La tempête David balaie le nord de l’Europe avec des vents violents

Le vent a soufflé à 120 km/h sur les côtes françaises. Environ 4 000 foyers étaient privés d’électricité en Corse et dans le Nord. Les Pays-Bas et l’Allemagne sont en alerte rouge.



Le Monde
 |    18.01.2018 à 13h55
 • Mis à jour le
18.01.2018 à 16h35
   





                        


Après la Corse, les Hauts-de-France ont été balayés dans la nuit de mercredi à jeudi 18 janvier par des vents violents occasionnés par le passage de la tempête David, qui a également entraîné un important passage pluvieux. Le Nord et le Pas-de-Calais, placés en vigilance orange pour vents violents mercredi, ont connu des rafales jusqu’à 122 km/h au cap Gris-Nez (Pas-de-Calais), a indiqué jeudi Météo France, dans son bulletin matinal.
Les deux départements ont été exposés jeudi matin aux vents les plus forts. Des rafales ont dépassé les 100 km/h dans l’intérieur des terres et les 120 km/h sur le littoral. Le département de la Somme était également concerné à la marge avec des rafales proches de 100 km/h sur son littoral. Le vent devait faiblir en fin de matinée et l’alerte orange a été levée.
Quelque 3 000 foyers étaient toujours privés d’électricité jeudi midi dans ces deux départements. Les vents violents « ont entraîné des incidents sur le réseau électrique, privant d’électricité jusqu’à 11 000 clients », a annoncé la compagnie Enedis. A 11 heures, 950 clients étaient encore privés d’électricité en Corse, également placée en vigilance orange et où les rafales ont atteint plus de 220 km/h.
Pays-Bas et Allemagne en alerte rouge
Des chutes d’arbre ou de débris ont coûté la vie à trois personnes aux Pays-Bas et à une personne en Allemagne, ont déclaré les autorités des deux pays.
A l’aéroport d’Amsterdam-Schiphol, la compagnie KLM a annulé 260 vols. Dans le port de Rotterdam, des conteneurs sont tombés sous la violence du vent.
Dans la région de Rhénanie-du-Nord - Westphalie, Land le plus peuplé d’Allemagne, 100 000 personnes ont été privées d’électricité. Le DWD, le service météorologique allemand, fait état d’une rafale à 158 km/h sur le Zugspitze, une montagne de Bavière. Dans l’ensemble des zones en alerte, le vent commence à dépasser les 100 km/h.
La circulation des trains à grande vitesse Thalys reliant Paris à l’Allemagne et aux Pays-Bas est interrompue « jusqu’à 14 heures au moins » au-delà de Bruxelles, a fait savoir la compagnie jeudi. « La reprise du trafic est conditionnée à la réouverture des lignes classiques et grande vitesse aux Pays-Bas et en Allemagne », a expliqué la compagnie, prévenant que « la situation risque de rester perturbée et dégradée tout au long de la journée ».
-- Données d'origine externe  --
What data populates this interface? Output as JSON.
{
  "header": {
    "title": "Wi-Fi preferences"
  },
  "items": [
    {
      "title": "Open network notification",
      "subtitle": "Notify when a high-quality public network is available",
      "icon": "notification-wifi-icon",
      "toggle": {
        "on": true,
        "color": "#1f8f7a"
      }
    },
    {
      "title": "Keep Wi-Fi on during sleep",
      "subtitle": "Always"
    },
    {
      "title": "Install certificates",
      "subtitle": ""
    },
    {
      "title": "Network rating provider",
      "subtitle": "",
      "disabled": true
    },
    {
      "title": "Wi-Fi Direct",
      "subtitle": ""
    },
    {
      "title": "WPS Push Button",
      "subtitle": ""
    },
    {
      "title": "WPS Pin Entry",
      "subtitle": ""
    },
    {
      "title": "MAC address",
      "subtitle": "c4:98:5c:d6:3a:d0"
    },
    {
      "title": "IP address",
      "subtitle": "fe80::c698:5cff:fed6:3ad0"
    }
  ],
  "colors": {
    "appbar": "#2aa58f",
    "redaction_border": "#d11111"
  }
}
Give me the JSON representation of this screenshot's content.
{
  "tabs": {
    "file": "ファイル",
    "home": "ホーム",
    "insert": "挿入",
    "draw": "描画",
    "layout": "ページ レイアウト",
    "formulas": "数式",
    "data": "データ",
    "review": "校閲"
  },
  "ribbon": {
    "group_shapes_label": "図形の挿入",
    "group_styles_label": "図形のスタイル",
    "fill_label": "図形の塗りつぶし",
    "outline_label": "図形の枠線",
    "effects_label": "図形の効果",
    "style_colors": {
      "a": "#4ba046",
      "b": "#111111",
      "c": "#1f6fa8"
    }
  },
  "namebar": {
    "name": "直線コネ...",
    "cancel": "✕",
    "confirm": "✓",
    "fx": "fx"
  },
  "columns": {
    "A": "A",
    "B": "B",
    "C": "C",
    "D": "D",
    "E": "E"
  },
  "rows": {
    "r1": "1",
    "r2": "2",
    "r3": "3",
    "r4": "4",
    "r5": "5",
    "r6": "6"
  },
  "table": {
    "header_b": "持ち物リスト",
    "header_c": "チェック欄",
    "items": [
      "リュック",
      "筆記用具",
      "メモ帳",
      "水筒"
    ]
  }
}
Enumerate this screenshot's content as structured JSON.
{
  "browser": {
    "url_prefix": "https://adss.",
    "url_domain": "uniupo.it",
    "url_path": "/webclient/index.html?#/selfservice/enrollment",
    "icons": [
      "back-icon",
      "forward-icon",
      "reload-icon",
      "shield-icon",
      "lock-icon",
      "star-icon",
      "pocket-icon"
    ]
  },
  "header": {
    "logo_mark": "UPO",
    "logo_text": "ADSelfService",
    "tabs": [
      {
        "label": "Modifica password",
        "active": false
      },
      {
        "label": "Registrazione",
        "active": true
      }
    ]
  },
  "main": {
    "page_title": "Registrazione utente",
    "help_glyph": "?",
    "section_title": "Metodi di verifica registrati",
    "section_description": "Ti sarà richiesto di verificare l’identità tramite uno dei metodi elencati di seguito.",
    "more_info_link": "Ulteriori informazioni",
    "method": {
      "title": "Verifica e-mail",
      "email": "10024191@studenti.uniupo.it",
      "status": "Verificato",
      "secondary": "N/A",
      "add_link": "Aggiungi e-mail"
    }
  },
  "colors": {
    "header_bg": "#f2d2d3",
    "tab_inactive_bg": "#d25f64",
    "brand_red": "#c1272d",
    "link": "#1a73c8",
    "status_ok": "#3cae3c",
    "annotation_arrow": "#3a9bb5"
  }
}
La Réunion en alerte cyclonique orange
A l’approche de la tempête tropicale Berguitta, La Réunion a été placée en alerte cyclonique orange mercredi, a-t-on appris auprès de la préfecture. En fin de journée, le cyclone rétrogradé en « tempête tropicale » était situé à un peu moins de 500 km au nord-est de La Réunion.
Son passage au plus près de l’île est prévu dans la journée de jeudi. « L’inflexion de la trajectoire en direction du sud-ouest a débuté, rapprochant désormais plus directement le phénomène de l’île Maurice, puis de La Réunion », a précisé un communiqué de Météo-France Réunion.


Fortes perturbations en Allemagne
En Allemagne, un homme de 59 ans est mort dans un accident provoqué par la tempête Friederike (la tempête David est ainsi nommée en Allemagne) qui balaie le pays.
En Rhénanie-du-Nord - Westphalie, le trafic ferroviaire était complètement interrompu et devrait le rester toute la journée, selon la compagnie allemande de chemins de fer, Deutsche Bahn. Elle a pris des mesures similaires dans une partie de la Rhénanie-Palatinat et de la Basse-Saxe. De nombreuses écoles et crèches sont restées fermées dans ces Lands, où les vents soufflaient à quelque 120 km/h selon les services météorologiques.

   


Le trafic grandes lignes était très perturbé dans l’ensemble du pays, et de nombreux passagers se retrouvaient bloqués dans les gares. Pour les trains à grande vitesse qui roulaient encore, la compagnie a décidé de réduire leur vitesse, notamment entre Wolfsburg et Berlin ainsi qu’entre Hanovre et Wurtzbourg, trajets sur lesquels ils ne pourront rouler au-delà de 140 km/h.
Plusieurs vols ont aussi dû être annulés dans les aéroports de Düsseldorf et de Munich. Depuis la mi-journée, aucun avion n’a pu décoller ou atterrir à Düsseldorf.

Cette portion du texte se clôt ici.